Inductance and active phase vector based torque control for Switched Reluctance Motor drives

Abstract

The Switched Reluctance Motor (SRM) drive technology has developed significantly over the last few years. The simplicity in both motor design and power converter requirement along with the availability of high frequency, high power semiconductor switches have made SRMs compete with conventional adjustable speed drive technologies. The subject of winding current control in switched reluctance machines has always been associated with the shaft position information. The use of inductance for direct commutation control is the central subject of this dissertation. In contrast to the conventional methods based on position commutation, new methods of control based on inductance commutation are presented.
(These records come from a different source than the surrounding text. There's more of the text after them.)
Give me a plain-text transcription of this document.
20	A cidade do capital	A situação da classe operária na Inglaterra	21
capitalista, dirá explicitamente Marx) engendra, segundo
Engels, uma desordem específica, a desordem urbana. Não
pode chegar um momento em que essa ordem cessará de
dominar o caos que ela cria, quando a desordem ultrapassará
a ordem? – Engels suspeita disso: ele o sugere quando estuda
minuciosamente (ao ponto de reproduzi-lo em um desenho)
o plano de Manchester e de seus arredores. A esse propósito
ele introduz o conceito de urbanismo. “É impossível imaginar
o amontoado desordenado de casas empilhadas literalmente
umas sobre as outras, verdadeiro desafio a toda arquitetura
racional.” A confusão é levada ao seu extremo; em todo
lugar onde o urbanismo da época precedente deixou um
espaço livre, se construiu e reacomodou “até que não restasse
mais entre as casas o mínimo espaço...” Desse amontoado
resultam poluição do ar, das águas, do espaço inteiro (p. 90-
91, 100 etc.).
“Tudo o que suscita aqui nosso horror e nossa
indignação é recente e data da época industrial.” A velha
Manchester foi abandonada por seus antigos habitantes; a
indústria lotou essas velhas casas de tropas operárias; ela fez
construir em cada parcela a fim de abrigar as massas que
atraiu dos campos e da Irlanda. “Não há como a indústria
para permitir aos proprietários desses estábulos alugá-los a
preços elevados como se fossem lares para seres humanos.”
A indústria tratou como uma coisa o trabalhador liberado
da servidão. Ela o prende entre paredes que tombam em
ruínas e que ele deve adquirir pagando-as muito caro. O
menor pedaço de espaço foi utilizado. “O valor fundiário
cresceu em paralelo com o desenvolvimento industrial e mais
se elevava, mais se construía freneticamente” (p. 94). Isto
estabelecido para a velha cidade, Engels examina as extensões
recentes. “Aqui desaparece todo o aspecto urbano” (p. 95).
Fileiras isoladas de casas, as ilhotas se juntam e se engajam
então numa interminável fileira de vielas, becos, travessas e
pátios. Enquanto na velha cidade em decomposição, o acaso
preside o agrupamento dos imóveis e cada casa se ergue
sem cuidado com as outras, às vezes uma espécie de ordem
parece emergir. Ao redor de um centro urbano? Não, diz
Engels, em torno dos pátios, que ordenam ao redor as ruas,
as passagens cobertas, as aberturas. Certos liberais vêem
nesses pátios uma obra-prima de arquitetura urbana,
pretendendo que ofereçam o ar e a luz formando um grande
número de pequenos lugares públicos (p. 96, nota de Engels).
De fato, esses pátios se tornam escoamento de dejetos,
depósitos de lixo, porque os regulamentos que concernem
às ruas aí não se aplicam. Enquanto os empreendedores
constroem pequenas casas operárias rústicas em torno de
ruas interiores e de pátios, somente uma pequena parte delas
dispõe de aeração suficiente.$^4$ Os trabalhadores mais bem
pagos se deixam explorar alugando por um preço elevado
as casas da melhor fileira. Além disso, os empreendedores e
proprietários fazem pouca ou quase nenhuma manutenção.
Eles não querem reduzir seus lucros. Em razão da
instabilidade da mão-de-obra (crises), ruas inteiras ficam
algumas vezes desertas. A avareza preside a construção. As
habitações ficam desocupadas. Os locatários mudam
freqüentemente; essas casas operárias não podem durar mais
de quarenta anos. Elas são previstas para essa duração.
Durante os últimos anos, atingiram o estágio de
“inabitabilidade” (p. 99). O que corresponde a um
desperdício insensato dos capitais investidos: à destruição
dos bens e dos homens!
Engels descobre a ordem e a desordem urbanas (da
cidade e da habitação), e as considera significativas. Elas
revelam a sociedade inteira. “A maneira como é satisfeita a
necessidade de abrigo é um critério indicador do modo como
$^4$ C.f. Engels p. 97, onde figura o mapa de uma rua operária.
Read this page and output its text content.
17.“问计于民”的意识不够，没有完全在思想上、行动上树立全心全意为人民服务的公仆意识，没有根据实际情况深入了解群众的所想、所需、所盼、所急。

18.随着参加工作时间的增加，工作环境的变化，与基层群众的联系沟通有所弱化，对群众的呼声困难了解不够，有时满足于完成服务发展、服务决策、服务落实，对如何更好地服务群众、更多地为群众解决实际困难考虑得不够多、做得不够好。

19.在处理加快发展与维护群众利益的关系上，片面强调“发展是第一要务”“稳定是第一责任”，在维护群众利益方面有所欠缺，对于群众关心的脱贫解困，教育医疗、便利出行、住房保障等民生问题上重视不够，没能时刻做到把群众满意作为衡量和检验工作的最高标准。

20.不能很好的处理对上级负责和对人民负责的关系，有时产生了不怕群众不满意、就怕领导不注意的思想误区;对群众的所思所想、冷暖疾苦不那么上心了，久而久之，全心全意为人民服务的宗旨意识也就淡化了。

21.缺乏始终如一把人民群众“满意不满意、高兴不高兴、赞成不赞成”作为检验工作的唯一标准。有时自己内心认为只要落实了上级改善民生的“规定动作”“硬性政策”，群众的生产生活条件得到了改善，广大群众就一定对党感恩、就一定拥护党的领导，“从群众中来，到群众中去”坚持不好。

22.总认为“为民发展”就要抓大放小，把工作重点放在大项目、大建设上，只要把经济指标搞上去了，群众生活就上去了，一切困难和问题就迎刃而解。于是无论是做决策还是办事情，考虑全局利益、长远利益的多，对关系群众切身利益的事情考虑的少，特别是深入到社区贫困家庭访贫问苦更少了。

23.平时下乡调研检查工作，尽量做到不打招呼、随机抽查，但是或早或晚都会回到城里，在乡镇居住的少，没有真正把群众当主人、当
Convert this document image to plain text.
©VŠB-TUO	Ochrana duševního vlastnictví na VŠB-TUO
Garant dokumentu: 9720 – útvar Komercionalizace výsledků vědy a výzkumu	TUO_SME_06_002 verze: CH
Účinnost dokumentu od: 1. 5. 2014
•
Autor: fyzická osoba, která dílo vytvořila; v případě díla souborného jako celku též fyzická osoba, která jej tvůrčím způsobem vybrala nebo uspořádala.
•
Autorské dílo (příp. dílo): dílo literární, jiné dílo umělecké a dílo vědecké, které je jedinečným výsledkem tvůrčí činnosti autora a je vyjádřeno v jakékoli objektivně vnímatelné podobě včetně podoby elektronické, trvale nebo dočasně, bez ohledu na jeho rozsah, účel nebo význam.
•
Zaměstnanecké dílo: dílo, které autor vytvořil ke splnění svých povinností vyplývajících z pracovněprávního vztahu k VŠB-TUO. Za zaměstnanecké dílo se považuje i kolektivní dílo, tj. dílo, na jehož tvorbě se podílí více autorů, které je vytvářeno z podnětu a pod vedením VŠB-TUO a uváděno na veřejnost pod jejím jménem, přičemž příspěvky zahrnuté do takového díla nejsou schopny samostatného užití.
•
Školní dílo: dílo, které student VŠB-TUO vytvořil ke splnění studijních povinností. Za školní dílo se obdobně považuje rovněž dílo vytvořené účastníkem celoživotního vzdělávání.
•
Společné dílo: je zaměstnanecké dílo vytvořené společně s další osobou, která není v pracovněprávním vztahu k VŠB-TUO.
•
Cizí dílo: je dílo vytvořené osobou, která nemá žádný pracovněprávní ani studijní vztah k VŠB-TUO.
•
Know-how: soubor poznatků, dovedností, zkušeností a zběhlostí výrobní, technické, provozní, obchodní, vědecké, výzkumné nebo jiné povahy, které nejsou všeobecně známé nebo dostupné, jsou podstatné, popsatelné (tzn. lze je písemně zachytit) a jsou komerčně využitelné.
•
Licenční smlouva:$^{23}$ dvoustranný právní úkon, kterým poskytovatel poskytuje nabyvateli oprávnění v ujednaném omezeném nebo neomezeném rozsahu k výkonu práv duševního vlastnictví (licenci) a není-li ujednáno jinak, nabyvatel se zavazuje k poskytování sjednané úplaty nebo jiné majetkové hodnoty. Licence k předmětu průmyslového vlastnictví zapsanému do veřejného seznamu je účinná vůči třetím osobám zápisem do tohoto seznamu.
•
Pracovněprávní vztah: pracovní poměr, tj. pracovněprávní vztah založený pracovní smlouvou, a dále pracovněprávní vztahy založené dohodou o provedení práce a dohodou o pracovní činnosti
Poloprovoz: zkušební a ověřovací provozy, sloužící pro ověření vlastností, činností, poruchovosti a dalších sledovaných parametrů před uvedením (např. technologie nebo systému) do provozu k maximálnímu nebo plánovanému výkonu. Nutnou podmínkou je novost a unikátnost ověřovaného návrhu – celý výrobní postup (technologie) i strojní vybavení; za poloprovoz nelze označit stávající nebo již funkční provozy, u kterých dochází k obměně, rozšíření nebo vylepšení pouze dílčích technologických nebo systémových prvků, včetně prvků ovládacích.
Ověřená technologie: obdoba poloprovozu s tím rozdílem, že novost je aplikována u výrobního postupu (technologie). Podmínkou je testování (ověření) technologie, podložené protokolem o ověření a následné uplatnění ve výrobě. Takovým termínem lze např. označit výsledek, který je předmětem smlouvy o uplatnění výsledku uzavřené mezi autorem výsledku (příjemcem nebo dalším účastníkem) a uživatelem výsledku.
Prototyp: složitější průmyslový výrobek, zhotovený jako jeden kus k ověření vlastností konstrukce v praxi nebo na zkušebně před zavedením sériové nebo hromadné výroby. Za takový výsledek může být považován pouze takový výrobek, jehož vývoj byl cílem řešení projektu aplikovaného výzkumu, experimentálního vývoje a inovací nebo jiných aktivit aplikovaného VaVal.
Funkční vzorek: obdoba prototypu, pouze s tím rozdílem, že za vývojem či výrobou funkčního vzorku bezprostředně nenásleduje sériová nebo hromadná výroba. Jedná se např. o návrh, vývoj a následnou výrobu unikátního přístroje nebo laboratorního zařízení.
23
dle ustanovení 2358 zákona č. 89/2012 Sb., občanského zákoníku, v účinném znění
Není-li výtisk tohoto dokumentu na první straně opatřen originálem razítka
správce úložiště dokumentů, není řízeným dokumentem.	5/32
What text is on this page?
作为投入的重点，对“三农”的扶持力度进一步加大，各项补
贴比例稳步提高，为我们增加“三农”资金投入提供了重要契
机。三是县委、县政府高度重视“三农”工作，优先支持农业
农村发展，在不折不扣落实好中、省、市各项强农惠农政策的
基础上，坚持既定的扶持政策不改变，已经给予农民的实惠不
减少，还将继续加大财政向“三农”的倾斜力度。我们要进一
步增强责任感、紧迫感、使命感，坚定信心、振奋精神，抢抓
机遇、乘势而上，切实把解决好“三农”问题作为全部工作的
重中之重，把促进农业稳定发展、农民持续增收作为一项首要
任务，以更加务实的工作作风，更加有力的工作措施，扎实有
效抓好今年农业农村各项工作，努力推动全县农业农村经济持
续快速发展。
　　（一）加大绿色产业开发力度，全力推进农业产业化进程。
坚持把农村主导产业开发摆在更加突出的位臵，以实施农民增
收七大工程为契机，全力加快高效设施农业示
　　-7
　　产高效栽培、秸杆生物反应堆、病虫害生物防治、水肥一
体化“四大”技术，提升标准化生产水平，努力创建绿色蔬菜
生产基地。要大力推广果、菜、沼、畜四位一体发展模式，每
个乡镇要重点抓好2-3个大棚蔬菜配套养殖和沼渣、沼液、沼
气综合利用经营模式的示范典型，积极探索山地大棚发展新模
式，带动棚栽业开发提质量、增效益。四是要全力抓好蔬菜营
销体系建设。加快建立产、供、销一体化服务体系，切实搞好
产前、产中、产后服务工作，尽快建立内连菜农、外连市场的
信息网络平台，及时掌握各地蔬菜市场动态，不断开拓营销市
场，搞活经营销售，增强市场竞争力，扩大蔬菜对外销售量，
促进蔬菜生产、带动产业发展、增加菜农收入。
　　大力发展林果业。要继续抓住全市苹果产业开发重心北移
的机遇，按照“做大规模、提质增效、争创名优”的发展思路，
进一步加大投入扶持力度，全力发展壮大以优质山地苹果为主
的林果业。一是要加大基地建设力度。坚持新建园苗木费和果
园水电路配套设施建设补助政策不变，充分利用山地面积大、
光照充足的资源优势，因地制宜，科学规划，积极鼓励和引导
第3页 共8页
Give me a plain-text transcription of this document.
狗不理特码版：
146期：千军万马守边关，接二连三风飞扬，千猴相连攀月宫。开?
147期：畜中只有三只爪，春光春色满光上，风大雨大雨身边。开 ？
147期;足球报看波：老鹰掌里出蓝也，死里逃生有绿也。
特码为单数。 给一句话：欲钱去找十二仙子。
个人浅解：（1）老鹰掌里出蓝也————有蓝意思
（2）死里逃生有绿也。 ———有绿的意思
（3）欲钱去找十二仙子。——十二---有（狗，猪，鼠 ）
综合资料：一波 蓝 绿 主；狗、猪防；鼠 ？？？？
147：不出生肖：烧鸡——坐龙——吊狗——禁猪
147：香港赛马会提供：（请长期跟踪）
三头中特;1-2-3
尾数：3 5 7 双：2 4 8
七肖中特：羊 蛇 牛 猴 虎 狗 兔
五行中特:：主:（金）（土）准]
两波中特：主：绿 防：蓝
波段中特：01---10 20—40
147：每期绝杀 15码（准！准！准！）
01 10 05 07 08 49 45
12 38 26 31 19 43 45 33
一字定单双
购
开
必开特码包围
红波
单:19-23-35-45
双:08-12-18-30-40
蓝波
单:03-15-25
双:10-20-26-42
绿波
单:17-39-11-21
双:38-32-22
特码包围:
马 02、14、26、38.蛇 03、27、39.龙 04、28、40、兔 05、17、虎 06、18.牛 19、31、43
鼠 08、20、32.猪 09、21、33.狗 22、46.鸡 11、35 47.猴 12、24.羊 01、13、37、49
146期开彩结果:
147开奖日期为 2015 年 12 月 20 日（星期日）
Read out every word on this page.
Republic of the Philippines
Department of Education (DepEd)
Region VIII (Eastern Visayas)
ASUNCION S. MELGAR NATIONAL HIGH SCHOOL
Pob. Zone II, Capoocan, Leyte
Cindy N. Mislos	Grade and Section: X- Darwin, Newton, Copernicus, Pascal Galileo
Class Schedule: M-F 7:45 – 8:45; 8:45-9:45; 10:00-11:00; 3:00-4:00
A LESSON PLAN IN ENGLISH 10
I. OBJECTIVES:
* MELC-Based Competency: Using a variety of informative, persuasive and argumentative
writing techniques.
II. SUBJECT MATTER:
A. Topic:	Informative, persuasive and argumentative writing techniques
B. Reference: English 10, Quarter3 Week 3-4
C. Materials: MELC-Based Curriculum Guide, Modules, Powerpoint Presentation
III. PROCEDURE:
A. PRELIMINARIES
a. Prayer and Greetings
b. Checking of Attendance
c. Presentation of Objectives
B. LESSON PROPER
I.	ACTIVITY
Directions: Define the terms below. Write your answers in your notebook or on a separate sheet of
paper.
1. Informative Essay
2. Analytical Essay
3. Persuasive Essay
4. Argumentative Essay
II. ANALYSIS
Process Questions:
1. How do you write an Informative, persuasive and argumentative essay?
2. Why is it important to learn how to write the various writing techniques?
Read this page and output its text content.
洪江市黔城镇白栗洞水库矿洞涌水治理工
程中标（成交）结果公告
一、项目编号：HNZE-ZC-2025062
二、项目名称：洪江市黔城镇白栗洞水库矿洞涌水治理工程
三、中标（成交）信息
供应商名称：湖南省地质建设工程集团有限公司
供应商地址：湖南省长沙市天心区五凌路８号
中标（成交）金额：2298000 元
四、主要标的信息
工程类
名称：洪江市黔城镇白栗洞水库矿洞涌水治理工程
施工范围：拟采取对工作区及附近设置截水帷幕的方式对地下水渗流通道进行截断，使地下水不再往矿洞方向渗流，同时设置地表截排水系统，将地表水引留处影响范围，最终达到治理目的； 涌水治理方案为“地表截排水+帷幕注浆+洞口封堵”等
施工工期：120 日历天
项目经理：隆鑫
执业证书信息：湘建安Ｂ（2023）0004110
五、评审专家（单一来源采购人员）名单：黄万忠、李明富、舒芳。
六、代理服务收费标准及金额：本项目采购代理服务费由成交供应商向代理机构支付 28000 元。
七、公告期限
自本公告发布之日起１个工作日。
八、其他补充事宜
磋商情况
The object of a commutation algorithm is to switch the currents in the phase coils, in order to provide continuous energy conversion with maximum torque output for a given unit of input current. Since torque production in a SRM is based on the concept of variable reluctance, it makes more sense to observe the instantaneous phase inductance or reluctance instead of estimating the rotor position. The inductance sensors observe the machine parameters and provide sufficient information on the electrical characteristics of the coils. This control strategy avoids the inductance to position transformation blocks conventionally used in SRM control systems. In a typical SRM, the phase coils have a nonlinear behavior of inductance due to effects of current saturation. Also the parameters of one phase coil differ from those of the other due to manufacturing tolerances or due to bearing wear. In such cases, the algorithms written during the stage of manufacturing may not be valid after parameter changes. Optimizing torque production in the event of phase asymmetry and saturation is developed in this research. Indirect sensors connected to the active phase coil of the SRM are based on sensing the flux level in the active coil. New commutation algorithms based on flux sensing concepts are derived and commutation based on observable phase coil parameters are developed. The commutation methods are based on a composite vector of the observable parameters of the active phase coil. These methods work on a tabular approach which is ideal for implementation using digital computers.